I have blogged several times in the past on the “the wisdom of short sales,” starting with complete opposition to the notion in “Are Short Sales Worth the Hassle”  and softening my position a bit in my post last December called “Rethinking Short Sales…”   Then effective in January of this year, the California State Legislature passed some new anti-deficiency legislation prohibiting first mortgage lenders who have approved a short sale from pursuing any deficiency on the balance.  I wasn’t impressed with that, as it didn’t seem do actually do much to help people in the final analysis.  Who cares about the first if you get sued on the second? Remind me what the point of that exercise was again?

For a variety of reasons, first mortgage lenders pursuing deficiencies is rare in California, but since I’ve already gone in exhaustive detail on how California anti-deficiency statutes work in these posts: “California anti-deficiency rules and statutes: When can a mortgage lender in California recover a deficiency after foreclosure?”;  “Second Mortgages in California: Deficiencies Not Usually an Issue” and “California Mortgage Deficiencies: What is a Purchase Money Security Interest?” I won’t reprise that here. But these posts remain the most visited pages on this website, so if you think you have a deficiency problem, these links may help you.

But I digress.

Earlier this year, the California legislature–one of the few that still seems consumer friendly–extended those short-sale anti-deficiency restrictions to all lienholders who approve short sales. What does this mean? It means any lender that approves a short sale is statutorily prohibited from coming after the borrower later for a deficiency.  Refis, seconds, thirds, HELOCs, so-called 80/20 seconds, home improvement loans, etc.  Bring ’em on.  If the lien-holder approves the short sale, no deficiency.  It’s the law!  It’s codified in CCP 580e.  But beware:  The lender must approve the short sale or the statute won’t apply.  (Of course, if you think about it, that’s sort a non-issue:  The essence of a short sale is such that it’s impossible if any lien holder withholds approval.)

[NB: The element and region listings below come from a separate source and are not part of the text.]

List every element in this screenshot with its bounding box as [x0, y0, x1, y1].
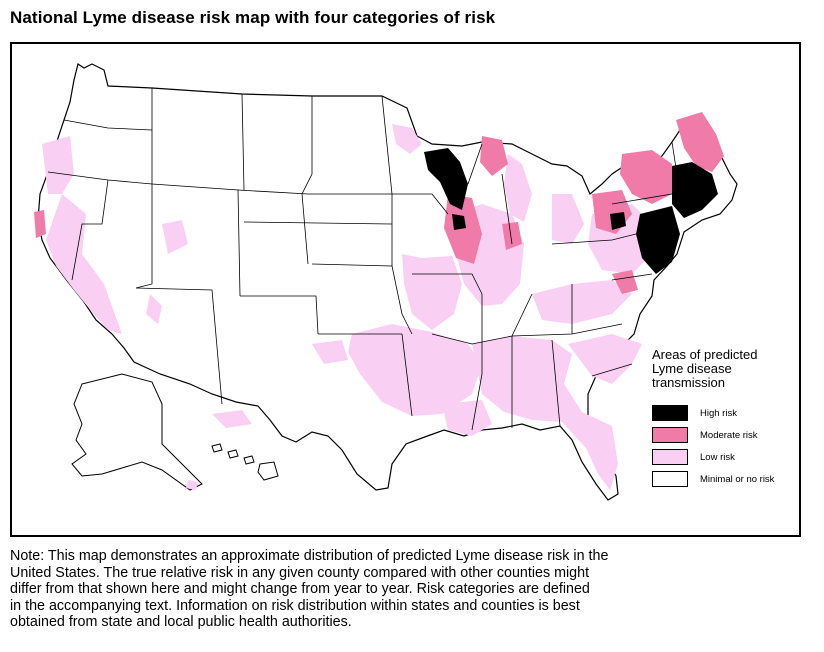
- us-risk-map: [34, 63, 738, 501]
- note-line: differ from that shown here and might ch…: [10, 581, 590, 598]
- note-line: in the accompanying text. Information on…: [10, 597, 580, 614]
- legend-heading-line: Areas of predicted: [652, 347, 758, 362]
- legend-item-low: Low risk: [652, 446, 802, 468]
- legend-item-high: High risk: [652, 402, 802, 424]
- legend-swatch-high: [652, 405, 688, 421]
- legend-swatch-minimal: [652, 471, 688, 487]
- high-risk-areas: [424, 148, 718, 274]
- alaska: [71, 373, 203, 491]
- legend-swatch-moderate: [652, 427, 688, 443]
- state-boundaries: [47, 88, 681, 431]
- hawaii: [211, 443, 279, 481]
- legend-heading: Areas of predicted Lyme disease transmis…: [652, 348, 802, 390]
- legend-label: High risk: [700, 407, 737, 419]
- legend-heading-line: transmission: [652, 375, 725, 390]
- note-line: United States. The true relative risk in…: [10, 564, 590, 581]
- legend-item-moderate: Moderate risk: [652, 424, 802, 446]
- legend-label: Minimal or no risk: [700, 473, 775, 485]
- legend-swatch-low: [652, 449, 688, 465]
- legend-heading-line: Lyme disease: [652, 361, 732, 376]
- map-title: National Lyme disease risk map with four…: [10, 8, 496, 27]
- legend-label: Low risk: [700, 451, 735, 463]
- legend-item-minimal: Minimal or no risk: [652, 468, 802, 490]
- map-note: Note: This map demonstrates an approxima…: [10, 548, 810, 631]
- note-line: Note: This map demonstrates an approxima…: [10, 548, 609, 564]
- legend-label: Moderate risk: [700, 429, 758, 441]
- map-frame: Areas of predicted Lyme disease transmis…: [10, 42, 801, 537]
- note-line: obtained from state and local public hea…: [10, 614, 352, 631]
- legend: Areas of predicted Lyme disease transmis…: [652, 348, 802, 490]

Also, this only applies to California property. Lenders are still playing games in other states–here in the Western States–most notoriously Arizona.  I call this the game of “Bankers Keeping their Fingers Crossed Behind their Backs,” [see clever illustration above] as they give you an approval with one paragraph and stick it right back at you with the other. To put it nicely, it’s unscrupulous. Is it legal? Well, in places like Arizona it is. But not in California any more.

Read your short sale approval letter very carefully. What  you’re looking for is language that states either that the bank is “waiving” any deficiency, or that you are expressly “released” from further liability on the loan. If you think you might be seeing that language, but are not sure, call a lawyer for pete’s sake.  It’s worth a few hundred dollars to sleep peacefully at night.  (And don’t complain about your lawyer wanting to get paid for that opinion: She’s putting her reputation, personal fortune and insurance coverage on the line in giving you that comfort.)

I still don’t like short sales.  For a lot of reasons. But at least this eliminates one of the nastier and unexpected side-effects here in the Golden State.